In real network management systems, each managed entity typically
communicates with a small number (usually one) of management
stations. At the beginning (and maybe every day) they will end up
spending a second or so setting up SAIDs, and maybe again every day or
two, but thats probably the end of it. You picked a particularly bad
example.

> Think about ICMP messages. Do you want to have a session/exponentiations
> for each and every one of them, for the sake of perfect forward
> secrecy, when secrecy itself may not be a concern?

ICMP messages are a much better example -- in a big network where you
will typically not have much occasion to the host telling you
"destination unreachable" or what have you. However, I'll note that
you still have to spend some time looking up the key for the
destination host no matter what you do if you are going to
authenticate, so the situation isn't perfect regardless.

Also, its not a question of secrecy at all in this case, because I
suspect that people will use authentication only in this case and not
encryption.

However...

> Therefore I cast a strong *no* vote to making this feature
> mandatory. (I have already stated that I support this as
> an optional feature for situations where secrecy is essential).
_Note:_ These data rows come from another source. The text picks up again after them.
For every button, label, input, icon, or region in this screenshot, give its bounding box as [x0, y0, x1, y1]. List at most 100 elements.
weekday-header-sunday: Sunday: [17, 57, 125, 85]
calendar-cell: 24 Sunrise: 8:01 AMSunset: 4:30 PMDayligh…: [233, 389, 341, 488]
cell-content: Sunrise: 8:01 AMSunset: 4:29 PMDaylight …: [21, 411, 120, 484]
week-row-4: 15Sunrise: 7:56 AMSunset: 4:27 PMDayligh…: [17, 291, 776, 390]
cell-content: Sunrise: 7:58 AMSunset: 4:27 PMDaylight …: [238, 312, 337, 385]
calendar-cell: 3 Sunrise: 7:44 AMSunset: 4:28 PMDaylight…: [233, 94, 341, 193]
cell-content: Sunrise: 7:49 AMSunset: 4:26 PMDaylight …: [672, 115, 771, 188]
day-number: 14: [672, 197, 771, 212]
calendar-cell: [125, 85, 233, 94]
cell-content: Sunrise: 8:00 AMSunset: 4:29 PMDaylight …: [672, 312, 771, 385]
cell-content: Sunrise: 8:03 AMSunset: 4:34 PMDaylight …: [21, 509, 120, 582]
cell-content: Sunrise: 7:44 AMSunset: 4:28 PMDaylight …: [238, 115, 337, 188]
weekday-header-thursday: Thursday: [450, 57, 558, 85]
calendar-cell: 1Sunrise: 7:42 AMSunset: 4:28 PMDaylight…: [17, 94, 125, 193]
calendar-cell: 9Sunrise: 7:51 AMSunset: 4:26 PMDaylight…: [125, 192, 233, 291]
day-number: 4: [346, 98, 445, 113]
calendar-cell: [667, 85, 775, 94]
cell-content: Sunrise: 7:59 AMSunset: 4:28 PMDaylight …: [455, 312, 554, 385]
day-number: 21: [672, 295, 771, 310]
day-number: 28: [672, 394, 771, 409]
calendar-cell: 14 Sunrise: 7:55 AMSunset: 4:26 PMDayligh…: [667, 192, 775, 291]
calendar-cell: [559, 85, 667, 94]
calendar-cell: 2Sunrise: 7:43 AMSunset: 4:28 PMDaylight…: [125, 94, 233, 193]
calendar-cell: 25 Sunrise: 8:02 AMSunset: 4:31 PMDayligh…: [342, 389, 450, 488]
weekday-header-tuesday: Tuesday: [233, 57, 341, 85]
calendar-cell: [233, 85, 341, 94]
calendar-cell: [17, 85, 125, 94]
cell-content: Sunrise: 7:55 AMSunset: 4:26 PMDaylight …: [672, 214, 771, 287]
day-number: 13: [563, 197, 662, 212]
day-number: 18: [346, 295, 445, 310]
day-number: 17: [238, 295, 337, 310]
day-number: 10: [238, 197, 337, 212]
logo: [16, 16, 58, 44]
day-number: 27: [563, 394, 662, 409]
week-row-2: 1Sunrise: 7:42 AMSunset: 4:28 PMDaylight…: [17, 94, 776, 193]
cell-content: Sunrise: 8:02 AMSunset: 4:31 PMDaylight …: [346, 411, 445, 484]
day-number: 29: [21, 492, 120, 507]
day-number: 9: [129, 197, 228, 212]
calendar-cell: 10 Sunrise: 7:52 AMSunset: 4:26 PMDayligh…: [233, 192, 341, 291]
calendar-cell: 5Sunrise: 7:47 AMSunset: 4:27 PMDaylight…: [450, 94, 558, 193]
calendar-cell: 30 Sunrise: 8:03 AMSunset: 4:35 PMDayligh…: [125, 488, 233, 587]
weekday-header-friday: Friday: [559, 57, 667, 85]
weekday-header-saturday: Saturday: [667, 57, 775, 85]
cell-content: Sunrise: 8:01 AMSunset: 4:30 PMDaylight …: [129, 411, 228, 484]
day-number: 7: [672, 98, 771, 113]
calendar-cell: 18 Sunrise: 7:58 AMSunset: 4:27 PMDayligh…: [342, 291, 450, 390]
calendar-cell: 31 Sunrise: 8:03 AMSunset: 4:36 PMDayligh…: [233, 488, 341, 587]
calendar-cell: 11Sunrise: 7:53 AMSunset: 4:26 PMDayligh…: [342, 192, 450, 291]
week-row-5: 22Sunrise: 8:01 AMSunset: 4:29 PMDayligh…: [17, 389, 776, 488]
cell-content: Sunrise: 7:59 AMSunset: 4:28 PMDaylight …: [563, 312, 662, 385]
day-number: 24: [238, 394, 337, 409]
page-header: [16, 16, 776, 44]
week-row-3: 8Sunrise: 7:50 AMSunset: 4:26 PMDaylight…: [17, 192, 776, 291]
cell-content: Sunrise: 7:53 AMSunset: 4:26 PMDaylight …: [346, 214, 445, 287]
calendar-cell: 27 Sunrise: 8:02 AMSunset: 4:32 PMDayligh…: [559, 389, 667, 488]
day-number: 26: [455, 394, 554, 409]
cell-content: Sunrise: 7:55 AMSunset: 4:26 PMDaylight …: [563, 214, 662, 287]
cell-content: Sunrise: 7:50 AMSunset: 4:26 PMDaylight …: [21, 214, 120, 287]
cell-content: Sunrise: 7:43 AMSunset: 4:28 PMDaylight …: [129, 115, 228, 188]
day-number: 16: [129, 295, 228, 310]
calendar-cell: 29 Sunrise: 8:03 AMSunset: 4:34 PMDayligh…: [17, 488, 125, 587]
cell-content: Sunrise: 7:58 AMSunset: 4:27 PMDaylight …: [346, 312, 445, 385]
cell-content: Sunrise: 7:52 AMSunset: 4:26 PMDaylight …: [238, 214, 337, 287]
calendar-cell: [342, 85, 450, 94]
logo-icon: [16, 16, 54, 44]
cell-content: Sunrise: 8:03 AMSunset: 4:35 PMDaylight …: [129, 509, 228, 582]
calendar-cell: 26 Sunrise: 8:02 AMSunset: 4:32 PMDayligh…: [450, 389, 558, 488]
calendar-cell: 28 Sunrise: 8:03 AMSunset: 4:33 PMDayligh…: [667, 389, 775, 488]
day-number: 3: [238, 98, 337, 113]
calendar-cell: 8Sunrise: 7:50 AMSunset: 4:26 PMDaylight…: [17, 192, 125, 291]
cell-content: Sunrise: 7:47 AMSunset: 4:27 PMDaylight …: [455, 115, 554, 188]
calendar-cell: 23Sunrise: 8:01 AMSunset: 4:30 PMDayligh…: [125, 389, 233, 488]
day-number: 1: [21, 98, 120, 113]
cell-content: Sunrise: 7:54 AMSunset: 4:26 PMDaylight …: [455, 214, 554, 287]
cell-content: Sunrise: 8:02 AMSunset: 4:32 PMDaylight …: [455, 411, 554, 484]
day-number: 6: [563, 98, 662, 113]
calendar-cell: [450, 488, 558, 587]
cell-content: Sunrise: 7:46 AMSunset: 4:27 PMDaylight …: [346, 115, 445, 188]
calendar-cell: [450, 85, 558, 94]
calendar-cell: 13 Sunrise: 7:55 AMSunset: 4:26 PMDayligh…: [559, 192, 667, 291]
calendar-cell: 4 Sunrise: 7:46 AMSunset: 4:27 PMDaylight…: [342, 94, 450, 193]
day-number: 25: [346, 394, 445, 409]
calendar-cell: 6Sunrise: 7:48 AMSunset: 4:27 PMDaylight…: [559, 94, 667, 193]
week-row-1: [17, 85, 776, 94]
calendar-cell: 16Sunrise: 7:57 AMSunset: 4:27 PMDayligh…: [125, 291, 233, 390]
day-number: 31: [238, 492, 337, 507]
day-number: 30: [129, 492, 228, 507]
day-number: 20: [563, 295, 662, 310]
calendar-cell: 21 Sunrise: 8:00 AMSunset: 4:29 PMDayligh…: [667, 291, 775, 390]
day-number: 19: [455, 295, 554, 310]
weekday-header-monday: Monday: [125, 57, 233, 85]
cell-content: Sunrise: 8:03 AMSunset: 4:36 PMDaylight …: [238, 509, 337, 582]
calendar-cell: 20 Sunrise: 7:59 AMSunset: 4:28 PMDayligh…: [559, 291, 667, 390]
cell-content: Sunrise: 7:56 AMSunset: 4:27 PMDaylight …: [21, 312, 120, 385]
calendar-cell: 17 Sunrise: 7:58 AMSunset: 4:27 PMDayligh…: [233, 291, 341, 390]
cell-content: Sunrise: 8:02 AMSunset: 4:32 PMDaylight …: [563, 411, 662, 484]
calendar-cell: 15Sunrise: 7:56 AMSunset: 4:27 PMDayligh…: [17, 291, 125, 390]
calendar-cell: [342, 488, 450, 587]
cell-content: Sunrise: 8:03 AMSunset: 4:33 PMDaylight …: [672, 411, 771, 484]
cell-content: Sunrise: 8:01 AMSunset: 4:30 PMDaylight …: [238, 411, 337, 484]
I agree that we shouldn't make perfect forward key secrecy or perfect
forward a requirement for all your work. However, I think that the
ability to use perfect forward secrecy based systems if you wish is a
requirement, because you will have instances where you will need it.
I'd also say that any scheme that unfairly penalizes the use of
perfect forward secrecy is also a problem. If you use perfect forward
secrecy you shouldn't have to pay any more than the cost of the D-H
algorithm. In particular, perfect forward secrecy shouldn't be some
sort of hack hung on the side of the algorithm but should be as easy
to use as any other supported mode.

Key management systems that are too closely linked with a particular
cryptographic algorithm are likely a problem given that technology
advances with time. Certainly we must require a base algorithm for
interoperability (specifying too many options is a recipe for disaster
as the ISO crowd has shown) but that doesn't mean we should handcuff
ourselves to Diffie-Hellman, when other better things might come along.